The fact that you have paid rent/mortgage is irrelevant.
Brother and Father own a house.
Brother and Father have a mortgage of €90k.
Say the house is worth €300k
1) They will sell the house to you for €300k
2) You will need a deposit of €30k and a mortgage of €270k
3) You pay them €300k and they repay the loan.
If they agree to sell the house to you for €90k it will be very messy.
1) Brother and father sell a house worth €300k for €90k to Brother 2 (it's simpler if it's to Brother 2 and not his wife)
2) Brother 2 will be getting a gift of €210k and this will be subject to Capital Acquisitions Tax.
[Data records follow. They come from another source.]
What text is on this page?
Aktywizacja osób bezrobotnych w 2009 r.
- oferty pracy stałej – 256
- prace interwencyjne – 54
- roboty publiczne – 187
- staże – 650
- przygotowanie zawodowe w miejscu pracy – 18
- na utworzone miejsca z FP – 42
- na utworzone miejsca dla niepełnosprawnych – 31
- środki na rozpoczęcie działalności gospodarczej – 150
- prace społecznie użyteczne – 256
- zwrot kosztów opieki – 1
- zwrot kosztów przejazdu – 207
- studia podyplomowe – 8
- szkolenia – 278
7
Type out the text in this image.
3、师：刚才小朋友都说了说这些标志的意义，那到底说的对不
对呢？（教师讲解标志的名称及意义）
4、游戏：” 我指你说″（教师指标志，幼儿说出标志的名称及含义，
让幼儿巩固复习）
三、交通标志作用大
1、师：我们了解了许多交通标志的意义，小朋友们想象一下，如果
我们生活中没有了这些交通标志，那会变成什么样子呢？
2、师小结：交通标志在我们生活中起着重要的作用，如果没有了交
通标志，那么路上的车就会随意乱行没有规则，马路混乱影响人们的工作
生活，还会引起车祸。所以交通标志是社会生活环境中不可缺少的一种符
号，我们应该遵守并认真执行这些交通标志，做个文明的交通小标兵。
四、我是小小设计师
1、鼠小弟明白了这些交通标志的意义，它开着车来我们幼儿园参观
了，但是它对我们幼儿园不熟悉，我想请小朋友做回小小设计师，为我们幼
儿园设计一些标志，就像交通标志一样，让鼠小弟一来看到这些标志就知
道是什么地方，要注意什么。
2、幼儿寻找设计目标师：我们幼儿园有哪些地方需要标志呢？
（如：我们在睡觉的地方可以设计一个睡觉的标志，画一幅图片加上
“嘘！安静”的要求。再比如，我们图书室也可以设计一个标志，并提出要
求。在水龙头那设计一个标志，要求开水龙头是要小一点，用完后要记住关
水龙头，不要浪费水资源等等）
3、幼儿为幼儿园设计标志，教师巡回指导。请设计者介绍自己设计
3) The gift of €105k from the dad will be below the Threshold of gifs from father to son so no CAT payable
4) The gift of €105k from Brother to brother will be €70k in excess of the Class B threshold, so gift tax of about 33% or €22k will be payable.
5) Brother 2 will have to get a new mortgage of €90k from any lender - not necessarily the existing lender, but they might oblige.
Capital Gains Tax
As Brother and father are selling an investment, if it has increased in value, they will be subject to CGT on any gain in value since they bought it.
For example, if they bought it for €200k and it's now worth €300k, they will have to pay about €33k CGT.